Schneider Electric and the Jesuits launch two electricity training programs for underprivileged people in Lubumbashi
In Haut-Katanga Province in the Democratic Republic of the Congo (DRC), the lack of qualified electricians is undermining the province’s economic development. With this in mind, Schneider Electric, the leader in digital transformation of energy management and automation, and the Society of Jesus in the DRC will help 500 local young people find work between 2018 and 2020 by creating two certified training courses for electricians. 80% of these trainees will come from underprivileged families.
As Africa’s fourth most populated country, with a wealth of natural resources, DRC has experienced GDP growth of between 2% and 9% in recent years. Economic growth has been particularly strong in Haut-Katanga, the DRC’s industrial and mining center, and the province’s capital Lubumbashi, the country’s second-largest city and a major business center.
However, the DRC’s economy is being hampered by its lack of infrastructure and skills, which is undermining growth. In Haut-Katanga, the electricity sector is having to resort to foreign workers to meet its needs in electrical equipment, installations and maintenance, to the detriment of the province’s underprivileged populations.
Committed to the 17 Sustainable Development Goals (SDGs) set by the United Nations, Schneider Electric is particularly invested in SDG 7 or ensuring access to sustainable energy for all as a prerequisite for child education, quality of life and economic development. In 2009, the company launched its Access to Energy program with the objective of supporting vocational electrical training, in partnership with local organizations. Since then, the program helped more than 148,000 people in more than 45 countries. Moreover, between 2009 and 2020, Schneider Electric will have helped train 20,000 young people in 22 African countries with around 90 partners. In 2018 alone, 5,200 young people will be trained.
The Building Electricity program is designed to last a year (six months of classes and six months of experience in a company). This training will lead to a locally recognized vocational certificate. Meanwhile, the Solar Energy program lasts four months and will receive 80 students every year, including those that have completed the Building Electricity program.

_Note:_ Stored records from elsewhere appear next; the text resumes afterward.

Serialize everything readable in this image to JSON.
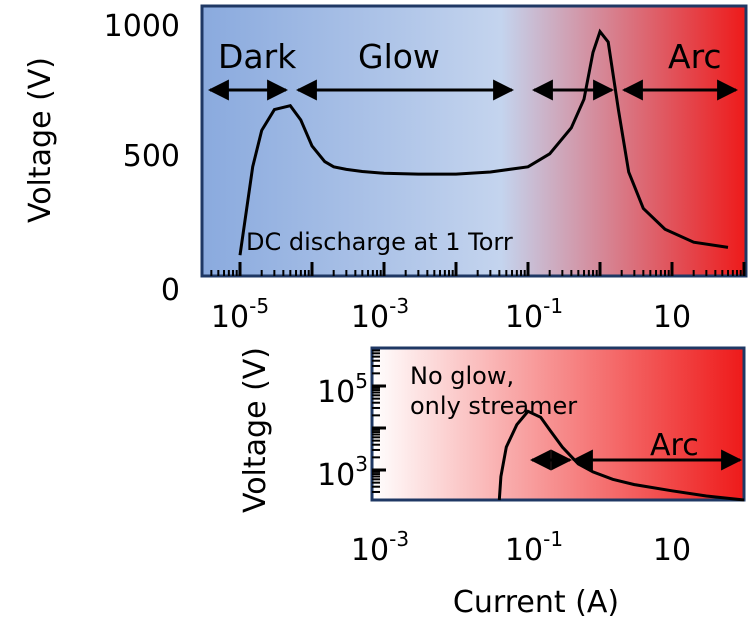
{
  "chart_data": [
    {
      "type": "line",
      "x_scale": "log",
      "ylabel": "Voltage (V)",
      "yticks": [
        "0",
        "500",
        "1000"
      ],
      "xticks": [
        {
          "base": "10",
          "exp": "-5"
        },
        {
          "base": "10",
          "exp": "-3"
        },
        {
          "base": "10",
          "exp": "-1"
        },
        {
          "base": "10",
          "exp": ""
        }
      ],
      "ylim": [
        0,
        1000
      ],
      "annotation": "DC discharge at 1 Torr",
      "regions": [
        "Dark",
        "Glow",
        "Arc"
      ],
      "colors": {
        "left": "#8aaade",
        "middle": "#c4d4ee",
        "right": "#ee1a1a"
      },
      "series": [
        {
          "x": [
            1e-05,
            1.5e-05,
            2e-05,
            3e-05,
            5e-05,
            7e-05,
            0.0001,
            0.00015,
            0.0002,
            0.0003,
            0.0005,
            0.001,
            0.003,
            0.01,
            0.03,
            0.1,
            0.2,
            0.4,
            0.6,
            0.8,
            1.0,
            1.3,
            1.8,
            2.5,
            4,
            8,
            20,
            60
          ],
          "y": [
            80,
            420,
            560,
            640,
            655,
            600,
            500,
            440,
            420,
            410,
            402,
            395,
            392,
            392,
            400,
            420,
            470,
            570,
            680,
            860,
            940,
            900,
            640,
            400,
            260,
            180,
            130,
            110
          ]
        }
      ]
    },
    {
      "type": "line",
      "x_scale": "log",
      "y_scale": "log",
      "xlabel": "Current (A)",
      "ylabel": "Voltage (V)",
      "yticks": [
        {
          "base": "10",
          "exp": "3"
        },
        {
          "base": "10",
          "exp": "5"
        }
      ],
      "xticks": [
        {
          "base": "10",
          "exp": "-3"
        },
        {
          "base": "10",
          "exp": "-1"
        },
        {
          "base": "10",
          "exp": ""
        }
      ],
      "annotation": [
        "No glow,",
        "only streamer"
      ],
      "regions": [
        "Arc"
      ],
      "colors": {
        "left": "#ffffff",
        "right": "#ee1a1a"
      },
      "series": [
        {
          "x": [
            0.04,
            0.042,
            0.05,
            0.07,
            0.1,
            0.15,
            0.2,
            0.3,
            0.5,
            0.8,
            1.5,
            3,
            10,
            30,
            100
          ],
          "y": [
            150,
            700,
            3500,
            12000,
            25000,
            18000,
            9000,
            3500,
            1400,
            900,
            600,
            450,
            320,
            240,
            180
          ]
        }
      ]
    }
  ]
}
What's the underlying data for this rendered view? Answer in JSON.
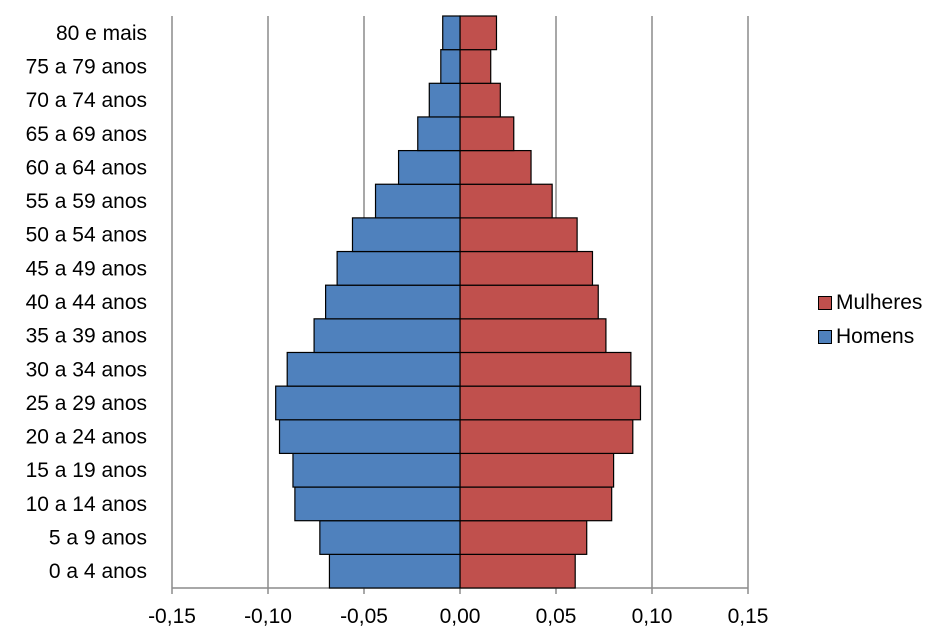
{
  "chart_data": {
    "type": "bar",
    "orientation": "horizontal",
    "stacked": true,
    "categories": [
      "0 a 4 anos",
      "5 a 9 anos",
      "10 a 14 anos",
      "15 a 19 anos",
      "20 a 24 anos",
      "25 a 29 anos",
      "30 a 34 anos",
      "35 a 39 anos",
      "40 a 44 anos",
      "45 a 49 anos",
      "50 a 54 anos",
      "55 a 59 anos",
      "60 a 64 anos",
      "65 a 69 anos",
      "70 a 74 anos",
      "75 a 79 anos",
      "80 e mais"
    ],
    "series": [
      {
        "name": "Mulheres",
        "color": "#c0504d",
        "values": [
          0.06,
          0.066,
          0.079,
          0.08,
          0.09,
          0.094,
          0.089,
          0.076,
          0.072,
          0.069,
          0.061,
          0.048,
          0.037,
          0.028,
          0.021,
          0.016,
          0.019
        ]
      },
      {
        "name": "Homens",
        "color": "#4f81bd",
        "values": [
          -0.068,
          -0.073,
          -0.086,
          -0.087,
          -0.094,
          -0.096,
          -0.09,
          -0.076,
          -0.07,
          -0.064,
          -0.056,
          -0.044,
          -0.032,
          -0.022,
          -0.016,
          -0.01,
          -0.009
        ]
      }
    ],
    "xlim": [
      -0.15,
      0.15
    ],
    "x_ticks": [
      "-0,15",
      "-0,10",
      "-0,05",
      "0,00",
      "0,05",
      "0,10",
      "0,15"
    ],
    "grid": true,
    "legend_position": "right",
    "title": "",
    "xlabel": "",
    "ylabel": ""
  },
  "legend": {
    "items": [
      {
        "label": "Mulheres",
        "color": "#c0504d"
      },
      {
        "label": "Homens",
        "color": "#4f81bd"
      }
    ]
  }
}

The quality of the programs is partly due to the equipment provided by Schneider Electric, through the support of the Schneider Electric Foundation. This includes learning stations (booths in which students can make connections), solar panels, batteries, charge regulators, etc. Schneider Electric’s other main contribution is in training. The trainer’s training module is dispensed by a Schneider Electric Teacher, an employee having applied internally to carry out this mission on a volunteer basis and selected for his or her technical skills in the relevant equipment.
The program is designed to be replicated and adapted to the constraints of each region in a process of ongoing development and improvement. The solar module was developed by a professor from the Schneider Electric Paul-Louis Merlin School in Grenoble following a mission to Senegal with local technicians. Similarly, feedback from the field in Tanzania, which highlighted a need for industrial maintenance, led to the design and introduction of a specific module. All the training courses are presented in a catalogue organized by level of qualification (vocational training certificate, master’s certificate, etc.).